17.08.2025, 12:42
(17.08.2025, 11:50)mariusfast schrieb: Du sugerrierst halt mit deinem oberen Fazit, es sei belegt, dass der Unterricht an EdS schlechter sei.
überhaupt nicht. Das wäre ja auch völlig absurd. Ich hab überhaupt nichts gegen EdS und die Kollegen dort, Atanvarno vermutlich auch nicht, zumindest habe ich nie derartiges von ihm gelesen. Es geht um strukturelle Fragen. In Deutschland wird das Narrativ genährt, frühe Zentralisierung an Eliteschulen und Stützpunkten wäre der einzige Weg. Dieses System kostet den Steuerzahler jährlich hunderte Millionen Euro und die vielfachen empirischen Belege für sein weitgehendes Scheitern werden ignoriert, polemisiert oder durch anekdotische Pseudoevidenz vermeintlich widerlegt.
Du nennst richtige Aspekte, die für die Aufrechterhaltung von Teilen des Systems sprechen:
- es Bedarf Schulen, die auf die besonderen Bedarfe von Leistungssportler:innen Rücksicht nehmen und diese unterstützen. (das darf rechtlich übrigens nicht in Form von Vergünstigungen erfolgen, sondern nur von Nachteilsausgleichen. Es heißt deswegen nicht Nachhilfe, sondern Nachführunterricht. Wenn dann bei den Sportschülern die nötigen Punktzahlen im mündlichen Abitur schon mit Bleistift in den Protokollen stehen, dann entspricht das nicht ganz der Idee der Gleichberechtigung)
- es Bedarf schulischer Angebote für schulisch schwächere Leistungssportler
- es Bedarf Internate für Talente aus strukturschwachen Räumen, die regional kein adäquates Angebot bekommen.

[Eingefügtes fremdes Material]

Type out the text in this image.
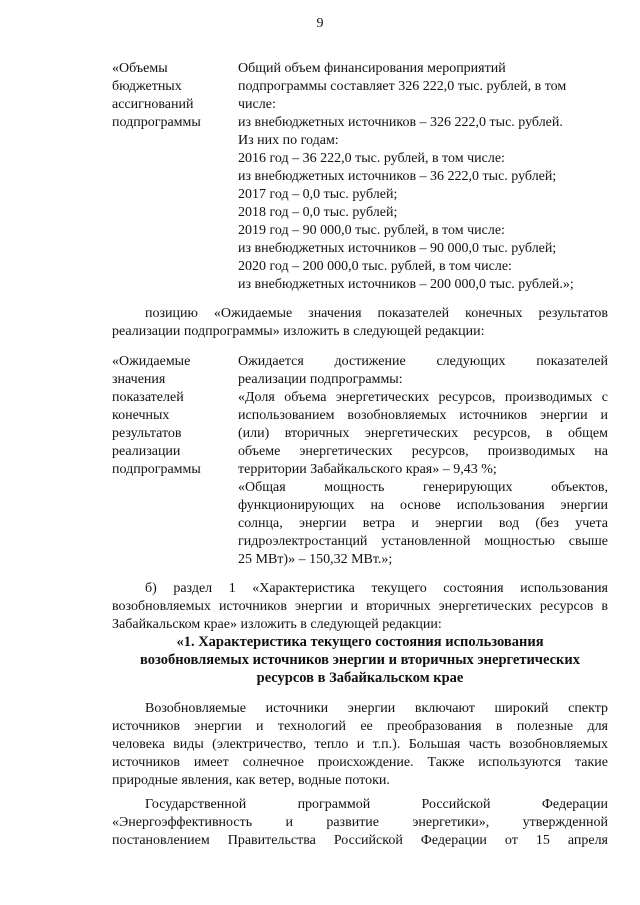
9
«Объемы
бюджетных
ассигнований
подпрограммы
Общий объем финансирования мероприятий
подпрограммы составляет 326 222,0 тыс. рублей, в том
числе:
из внебюджетных источников – 326 222,0 тыс. рублей.
Из них по годам:
2016 год – 36 222,0 тыс. рублей, в том числе:
из внебюджетных источников – 36 222,0 тыс. рублей;
2017 год – 0,0 тыс. рублей;
2018 год – 0,0 тыс. рублей;
2019 год – 90 000,0 тыс. рублей, в том числе:
из внебюджетных источников – 90 000,0 тыс. рублей;
2020 год – 200 000,0 тыс. рублей, в том числе:
из внебюджетных источников – 200 000,0 тыс. рублей.»;
позицию «Ожидаемые значения показателей конечных результатов
реализации подпрограммы» изложить в следующей редакции:
«Ожидаемые
значения
показателей
конечных
результатов
реализации
подпрограммы
Ожидается достижение следующих показателей
реализации подпрограммы:
«Доля объема энергетических ресурсов, производимых с
использованием возобновляемых источников энергии и
(или) вторичных энергетических ресурсов, в общем
объеме энергетических ресурсов, производимых на
территории Забайкальского края» – 9,43 %;
«Общая мощность генерирующих объектов,
функционирующих на основе использования энергии
солнца, энергии ветра и энергии вод (без учета
гидроэлектростанций установленной мощностью свыше
25 МВт)» – 150,32 МВт.»;
б) раздел 1 «Характеристика текущего состояния использования
возобновляемых источников энергии и вторичных энергетических ресурсов в
Забайкальском крае» изложить в следующей редакции:
«1. Характеристика текущего состояния использования
возобновляемых источников энергии и вторичных энергетических
ресурсов в Забайкальском крае
Возобновляемые источники энергии включают широкий спектр
источников энергии и технологий ее преобразования в полезные для
человека виды (электричество, тепло и т.п.). Большая часть возобновляемых
источников имеет солнечное происхождение. Также используются такие
природные явления, как ветер, водные потоки.
Государственной программой Российской Федерации
«Энергоэффективность и развитие энергетики», утвержденной
постановлением Правительства Российской Федерации от 15 апреля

- es Bedarf der Zentralisierung im Wintersport dorthin, wo Schanzen, Eiskanäle und Kunstschnee sind. Ein kompetenter Trainer kann Leichtathletiktalente in fast allen Disziplinen mit rudimentärsten Bedingungen entwickeln. Häufig sind schlechte strukturelle Voraussetzungen sogar gute Prädikatoren für langfristigen Erfolg (das könnte ich jetzt auch nur anekdotisch bzw. logisch begründen, von Empirie weiß ich hier nichts)
All das ginge auch sehr viel schlanker und billiger. Unterhalte Dich mit Sportschülern und frag sie, wie vielen Mitgliedern ihrer Sportklassen sie echtes sportliches Potential zuschreiben (die schätzen verdammt gut)
Du fragst zurecht nach Gründen, warum das System scheitert. Hier eine kurze Auswahl:
1) es beschäftigt zu viele Trainer, die sehr gut darin sind, kurz- und mittelfristig erfolgreich zu sein und belohnt sie dafür. Wir brauchen aber eine langfristige Leistungsentwicklung
2) es fördert große und in der Tendenz unpersönliche Strukturen. Leichtathletik ist Indivdualsportart, das Individuum kann in so großen Systemen nur in Ausnahmefällen angemessen gesehen und berücksichtig werden. (Wenn Du ernsthaft interessiert an dem Thema bist, beschäftige Dich mit den Arbeiten von Prof. Timo Stiller. Er hat für seine Habil Weltklasseathleten aus dem System befragt, alle sagen das gleiche: "das System hat alles für meinen sportlichen Erfolg getan [und war gut darin!], aber es hat mich nie jemand gefragt, was ich eigentlich brauche")
3) es scheitert meist an der Kooperation mit den Verbänden und Trainern (und benennt widerum jene als verantwortlich dafür, ich vermute oft zurecht)
4) es setzt Familien durch die mit ihm verbundenen narrativen Strukturen (nur so wird es was) unter Druck, bestehende und gelingende Systeme zu verlassen, sehr oft mit hohen Kosten (Einsamkeit, Ernährung) verbunden.
5) es fußt selten auf einer fundierten Talentsichtung
6) es investiert insofern ohne Ende Ressourcen in Athlet:innen ohne Perspektive
Vergleichst Du unser Schulsystem mit dem Collegesystem oder dem Highschoolsystem? Letzteres ist doch völlig anders aufgestellt als bei uns???
Ständiges Wiegen macht die Sau nicht fetter.